When I was in college I had a very close friend who was a bit younger than I was. You see, I studied a performance art and the younger you start the better so they accepted 16 year olds who hadn't finished school into the course. This was perfect for my friend as he was miserable at school but a brilliant performer. The first year threw us a lot of obstacles and we worked as a wonderful team to be the best versions of ourselves. Unfortunately as the year drew to a close life outside college started to dominate both of our lives, mine in a positive way but his in a negative way.
You see, not only was my friend the only guy in the course but the class ranged from 2-17 years older than him. As things started to go sour in his home life and the prospect of returning to secondary school loomed he put more emphasis on socialising with those from his old school. Age appropriate friends are great and an important part of adolescence but he fell into the wrong crowd. Smoking weed and getting beaten up became usual evening and weekend activities and he left the stage school that had once been his family.
Now this quickly spiralled into his darkness. The once bubbly smart-ass turned into this stressed vulnerable little boy and that lead him to focus even more so on weed. His class work was being neglected and he started missing a lot of rehearsals. The other girls in the class were pissed. They couldn't understand what could make anyone miss so much rehearsal time. Soon the girls started to verbally abuse him, not because they wanted to be mean but because they were frustrated and wanted to tell him to go to class. This became an incentive to avoid college for him and then he fell victim to abusive texts and voice mails. I had been trying to stand up for him all this time but they were starting to look for details about what was tough in his life and it wasn't my place to say. I started to withdraw socially from the group and it made it harder for me to shelter him from the scrutiny.

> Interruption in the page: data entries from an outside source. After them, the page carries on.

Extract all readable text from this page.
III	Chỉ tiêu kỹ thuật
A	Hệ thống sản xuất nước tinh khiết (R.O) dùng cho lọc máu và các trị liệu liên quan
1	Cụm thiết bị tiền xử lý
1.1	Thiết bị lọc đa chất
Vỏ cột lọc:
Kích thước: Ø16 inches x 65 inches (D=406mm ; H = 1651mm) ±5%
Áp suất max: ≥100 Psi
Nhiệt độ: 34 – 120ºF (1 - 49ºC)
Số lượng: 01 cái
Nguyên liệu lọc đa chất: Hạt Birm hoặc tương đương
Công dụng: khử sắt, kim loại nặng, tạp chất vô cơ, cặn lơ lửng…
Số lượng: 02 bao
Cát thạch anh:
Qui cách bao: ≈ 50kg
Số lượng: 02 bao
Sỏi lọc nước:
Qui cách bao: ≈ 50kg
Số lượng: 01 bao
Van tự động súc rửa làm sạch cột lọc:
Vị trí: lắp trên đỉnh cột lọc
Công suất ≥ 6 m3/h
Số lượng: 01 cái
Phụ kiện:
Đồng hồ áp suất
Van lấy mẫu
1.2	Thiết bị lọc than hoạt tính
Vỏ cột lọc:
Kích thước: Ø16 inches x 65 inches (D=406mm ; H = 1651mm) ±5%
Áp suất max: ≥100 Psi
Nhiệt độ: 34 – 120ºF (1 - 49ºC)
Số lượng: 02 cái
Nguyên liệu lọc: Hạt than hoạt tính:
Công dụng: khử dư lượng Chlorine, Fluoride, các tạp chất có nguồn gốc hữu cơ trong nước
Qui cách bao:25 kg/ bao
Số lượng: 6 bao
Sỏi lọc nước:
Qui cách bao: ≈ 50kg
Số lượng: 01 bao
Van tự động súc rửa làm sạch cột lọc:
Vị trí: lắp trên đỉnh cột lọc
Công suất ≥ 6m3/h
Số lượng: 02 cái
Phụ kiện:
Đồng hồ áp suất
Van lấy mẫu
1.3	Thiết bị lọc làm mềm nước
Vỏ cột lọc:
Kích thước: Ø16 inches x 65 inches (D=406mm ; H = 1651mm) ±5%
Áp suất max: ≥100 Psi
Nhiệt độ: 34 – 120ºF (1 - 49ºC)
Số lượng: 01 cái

One day he showed up with a bandage on his wrist. He passed it off as sprain from par core but I knew how alone he had become and he admitted to self harm when I approached him about it. I want to make this totally clear, you should report cases of self harm as I had with others in the college but this case was different. I couldn't approach the college as he was a minor and would be removed from the course and placed back into the school he hated. I couldn't turn to his mother because she never stood near me long enough to hear what a student had to say about her kid. There was nothing I could do but check his wrist every day, call him up on days off and prewarn him about whatever new terms the class were making for him. It was a hard ride but we got through it.
Unfortunately that's practically the end of our story. He started to get better when he went back to school and he stopped needing me. I don't regret how I handled it but he was not suicidal so I could shelter him on my own. All I'm saying is know your circumstances. If it's you that's hurting, figure out what you need and tell people around you. If it's your friend, give them time, support, incentive to be around you and trust. A suicide threat should never go unreported but not all self harm is a suicide threat, sometimes it's just a coping mechanism. Help is everywhere you look if you see things that way. Robbie Williams has a fantastic lyric "Love lingers on you're just feeling it wrong" and I try to think of that when I feel unloved.